Not warned (silent skip)

extensions directory missing
child directory has no gemini-extension.json
unreadable manifest file
manifest JSON is syntactically valid but semantically odd/incomplete

This means partial validity is accepted: only syntactic JSON failure emits a warning.

Precedence and deduplication with other sources

extensions capability is aggregated across providers by the capability registry.

Current providers for this capability:

native (packages/coding-agent/src/discovery/builtin.ts) priority 100
gemini (packages/coding-agent/src/discovery/gemini.ts) priority 60

Dedup key is ext.name (extensionCapability.key = ext => ext.name).

Cross-provider precedence

Higher-priority provider wins on duplicate extension names.

If native and gemini both emit extension name foo, the native item is kept.
Lower-priority duplicate is retained only in result.all with _shadowed = true.

Intra-provider order effects

Because dedup is “first seen wins”, provider-local item order matters.

Gemini loader appends user first, then project.
Therefore, duplicate names between ~/.gemini/extensions and <cwd>/.gemini/extensions keep the user entry and shadow the project entry.

By contrast, native provider builds config dir order differently (project then user in getConfigDirs()), so native intra-provider shadowing is the opposite direction.

User vs project behavior summary

For Gemini manifests specifically:

Both user and project roots are scanned every load.
Project root is fixed to <cwd>/.gemini/extensions (no ancestor walk).
Duplicate names inside Gemini source resolve to user-first.
Duplicate names against higher-priority providers (notably native) lose by priority.

Boundary: discovery metadata vs runtime extension loading

gemini-extension.json discovery currently feeds capability metadata (Extension items). It does not directly load runnable TS/JS extension modules.
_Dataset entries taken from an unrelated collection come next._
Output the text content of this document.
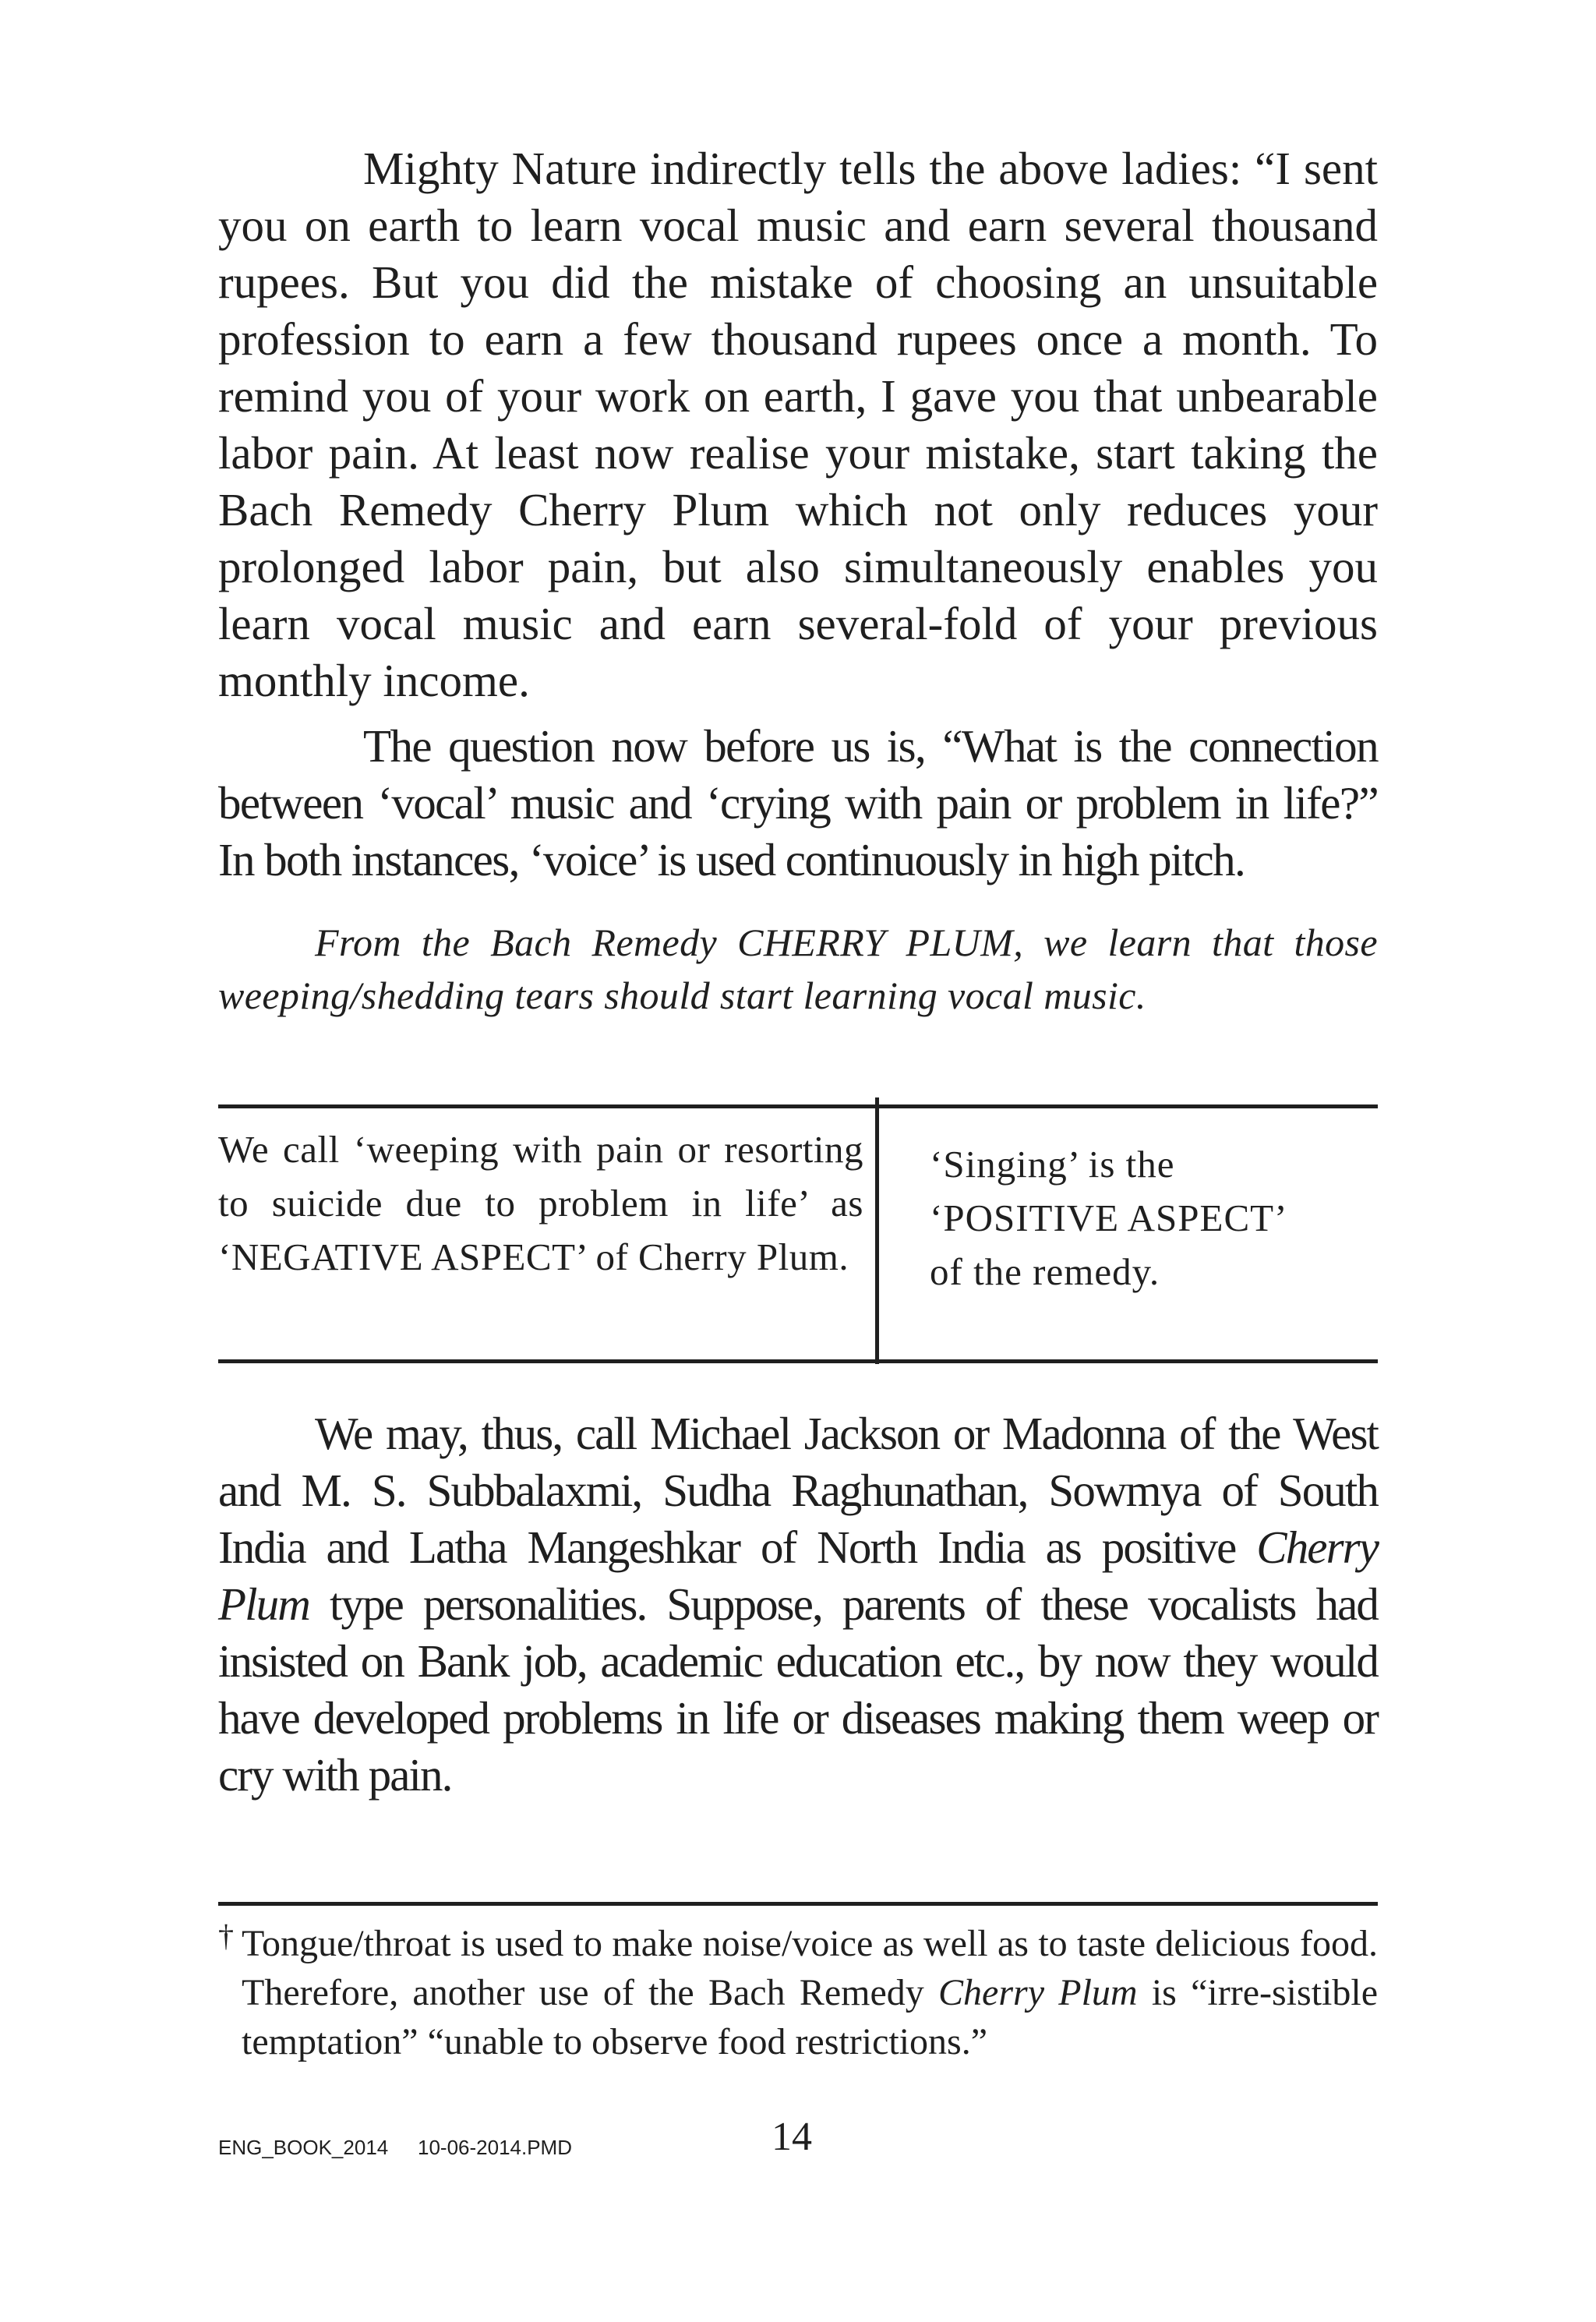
Mighty Nature indirectly tells the above ladies: “I sent you on earth to learn vocal music and earn several thousand rupees. But you did the mistake of choosing an unsuitable profession to earn a few thousand rupees once a month. To remind you of your work on earth, I gave you that unbearable labor pain. At least now realise your mistake, start taking the Bach Remedy Cherry Plum which not only reduces your prolonged labor pain, but also simultaneously enables you learn vocal music and earn several-fold of your previous monthly income.

The question now before us is, “What is the connection between ‘vocal’ music and ‘crying with pain or problem in life?” In both instances, ‘voice’ is used continuously in high pitch.

From the Bach Remedy CHERRY PLUM, we learn that those weeping/shedding tears should start learning vocal music.

We call ‘weeping with pain or resorting to suicide due to problem in life’ as ‘NEGATIVE ASPECT’ of Cherry Plum.

‘Singing’ is the
‘POSITIVE ASPECT’
of the remedy.

We may, thus, call Michael Jackson or Madonna of the West and M. S. Subbalaxmi, Sudha Raghunathan, Sowmya of South India and Latha Mangeshkar of North India as positive Cherry Plum type personalities. Suppose, parents of these vocalists had insisted on Bank job, academic education etc., by now they would have developed problems in life or diseases making them weep or cry with pain.

† Tongue/throat is used to make noise/voice as well as to taste delicious food. Therefore, another use of the Bach Remedy Cherry Plum is “irre-sistible temptation” “unable to observe food restrictions.”
ENG_BOOK_2014 10-06-2014.PMD	14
Runtime module loading (discoverAndLoadExtensions() / loadExtensions()) uses extension-modules and explicit paths, and currently filters auto-discovered modules to provider native only.

Practical implication:

Gemini manifest extensions are discoverable as capability records.
They are not, by themselves, executed as runtime extension modules by the extension loader pipeline.

This boundary is intentional in current implementation and explains why manifest discovery and executable module loading can diverge.